Review: Queens of the Revolution

Inside the loving, revolutionary walls of El Mejunje

BY SARA HUTCHINSON, 10:31PM, TUE. NOV. 17, 2020

“We live in a world that demands resistance,” explains a speaker early on in Queens of the Revolution.

Rebecca Heidenberg’s new documentary ( which got its world premiere at the Sound Unseen Film Festival) tells the story of El Mejunje, a cultural center in Santa Clara, Cuba. It serves as a hub of social resistance, a safe harbor for Santa Clara’s queer community, and an artistic powerhouse. At El Mejunje, we meet all the key characters of the film. Drag queens preparing for their performances, long standing employees, and loyal patrons who have spent decades as members of the community.

It’s clear from the start that El Mejunje is a special, even sacred place for its members. And while the center serves as the connecting fiber for all of the film’s subjects, each character offers up their own story. It’s remarkable how many different experiences the film is able to capture: the HIV+ custodian, who remains a proud Cuban despite being incarcerated by the government or the grande dame of the house, Cynthia, who mentors young performers, despite her own traumatic past.

Each story is simultaneously miraculous and devastating, yet, thanks to the film's observational tone, the sadness of the stories never becomes heavy handed. We watch the queens prepare for an organized action, see them chant “Yes Socialism, No Homophobia!” or we listen to them speak plainly about their struggles as queer people. Yet there’s no further commentary beyond these everyday scenes and the historical and policy implications of their lived experiences, while inherent, are left implicit.

Poet and academic Audre Lorde once described self-preservation as “an act of political warfare.” And of course, she was right. Living a life honestly and openly, despite great persecution, existing in spite of violent oppression is most certainly an act of resistance in and of itself. Yet, it feels wrong to describe the film as a story of resilience or one of resistance, even though it is both those things.

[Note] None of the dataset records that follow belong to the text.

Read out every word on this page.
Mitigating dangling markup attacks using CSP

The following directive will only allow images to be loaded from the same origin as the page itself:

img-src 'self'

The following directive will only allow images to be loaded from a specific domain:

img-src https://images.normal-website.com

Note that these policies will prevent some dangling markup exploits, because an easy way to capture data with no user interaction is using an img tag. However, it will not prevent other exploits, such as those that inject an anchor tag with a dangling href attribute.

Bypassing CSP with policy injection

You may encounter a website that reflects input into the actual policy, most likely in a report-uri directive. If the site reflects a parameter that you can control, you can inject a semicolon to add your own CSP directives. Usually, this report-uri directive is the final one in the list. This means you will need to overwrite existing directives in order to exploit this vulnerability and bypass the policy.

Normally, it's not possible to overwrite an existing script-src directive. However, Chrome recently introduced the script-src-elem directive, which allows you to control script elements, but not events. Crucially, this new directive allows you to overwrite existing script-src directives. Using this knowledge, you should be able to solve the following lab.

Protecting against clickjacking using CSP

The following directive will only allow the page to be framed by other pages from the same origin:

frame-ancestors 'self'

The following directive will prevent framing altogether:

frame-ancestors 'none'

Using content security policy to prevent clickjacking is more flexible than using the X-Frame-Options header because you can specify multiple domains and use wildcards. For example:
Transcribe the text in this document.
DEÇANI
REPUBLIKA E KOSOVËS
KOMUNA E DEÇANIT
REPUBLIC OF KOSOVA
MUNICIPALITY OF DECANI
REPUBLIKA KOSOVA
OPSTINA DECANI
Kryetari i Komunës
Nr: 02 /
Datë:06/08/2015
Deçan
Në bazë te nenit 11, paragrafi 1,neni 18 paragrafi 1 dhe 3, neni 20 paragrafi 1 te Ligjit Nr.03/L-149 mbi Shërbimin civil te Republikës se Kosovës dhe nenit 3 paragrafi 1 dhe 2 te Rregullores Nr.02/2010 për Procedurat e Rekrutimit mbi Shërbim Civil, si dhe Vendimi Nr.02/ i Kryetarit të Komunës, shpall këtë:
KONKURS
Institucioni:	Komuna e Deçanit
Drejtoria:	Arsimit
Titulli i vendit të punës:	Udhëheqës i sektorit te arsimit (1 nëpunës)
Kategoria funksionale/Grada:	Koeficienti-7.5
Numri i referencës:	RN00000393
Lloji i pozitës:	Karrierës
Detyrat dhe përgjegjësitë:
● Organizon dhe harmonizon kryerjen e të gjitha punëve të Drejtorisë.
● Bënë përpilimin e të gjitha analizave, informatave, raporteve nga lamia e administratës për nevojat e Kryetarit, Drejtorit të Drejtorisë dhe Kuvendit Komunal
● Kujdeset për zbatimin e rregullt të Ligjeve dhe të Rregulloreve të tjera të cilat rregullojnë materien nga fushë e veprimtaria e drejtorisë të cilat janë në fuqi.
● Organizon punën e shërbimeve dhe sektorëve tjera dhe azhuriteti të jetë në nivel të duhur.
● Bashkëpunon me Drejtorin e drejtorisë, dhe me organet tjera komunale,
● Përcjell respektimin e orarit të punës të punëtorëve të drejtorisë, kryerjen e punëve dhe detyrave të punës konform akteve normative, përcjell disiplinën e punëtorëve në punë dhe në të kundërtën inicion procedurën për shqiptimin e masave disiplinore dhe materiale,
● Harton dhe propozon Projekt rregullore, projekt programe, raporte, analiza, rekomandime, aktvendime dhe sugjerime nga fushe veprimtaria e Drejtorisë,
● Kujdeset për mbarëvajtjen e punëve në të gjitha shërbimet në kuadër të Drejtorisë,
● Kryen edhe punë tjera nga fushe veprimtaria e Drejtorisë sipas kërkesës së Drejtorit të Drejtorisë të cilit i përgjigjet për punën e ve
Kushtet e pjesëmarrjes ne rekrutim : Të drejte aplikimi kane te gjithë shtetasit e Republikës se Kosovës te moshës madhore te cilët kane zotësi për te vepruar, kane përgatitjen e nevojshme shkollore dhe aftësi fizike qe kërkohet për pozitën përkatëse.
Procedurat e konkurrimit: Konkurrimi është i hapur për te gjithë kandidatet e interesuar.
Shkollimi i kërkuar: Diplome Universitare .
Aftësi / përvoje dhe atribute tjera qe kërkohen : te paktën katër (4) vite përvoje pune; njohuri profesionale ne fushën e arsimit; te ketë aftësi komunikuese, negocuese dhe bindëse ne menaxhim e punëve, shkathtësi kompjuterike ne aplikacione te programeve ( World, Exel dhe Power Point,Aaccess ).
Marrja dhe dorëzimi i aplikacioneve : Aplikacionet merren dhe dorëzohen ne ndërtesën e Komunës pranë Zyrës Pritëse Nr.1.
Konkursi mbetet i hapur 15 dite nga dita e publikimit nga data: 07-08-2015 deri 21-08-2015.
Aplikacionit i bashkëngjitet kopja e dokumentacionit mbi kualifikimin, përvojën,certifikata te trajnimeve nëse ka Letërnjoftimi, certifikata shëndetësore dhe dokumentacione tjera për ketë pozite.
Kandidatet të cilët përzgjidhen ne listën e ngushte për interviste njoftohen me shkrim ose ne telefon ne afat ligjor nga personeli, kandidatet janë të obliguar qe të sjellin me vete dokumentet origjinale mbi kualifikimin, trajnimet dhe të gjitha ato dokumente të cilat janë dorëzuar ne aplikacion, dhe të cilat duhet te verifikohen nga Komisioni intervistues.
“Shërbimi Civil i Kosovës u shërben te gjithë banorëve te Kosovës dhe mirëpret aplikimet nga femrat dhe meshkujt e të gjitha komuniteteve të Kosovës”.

Most essentially, it feels like a story of creation. Unlike many of their LGBTQ+ peers who fled the country during Cuba’s most severe period of persecution, the community of El Mejunje chose to stay. It’s their home after all, and, as many speak about in the film, they’re too proud of it to leave it behind. In Queens of the Revolution, we witness world builders, carving out a safer, more beautiful, and entirely new place to call home.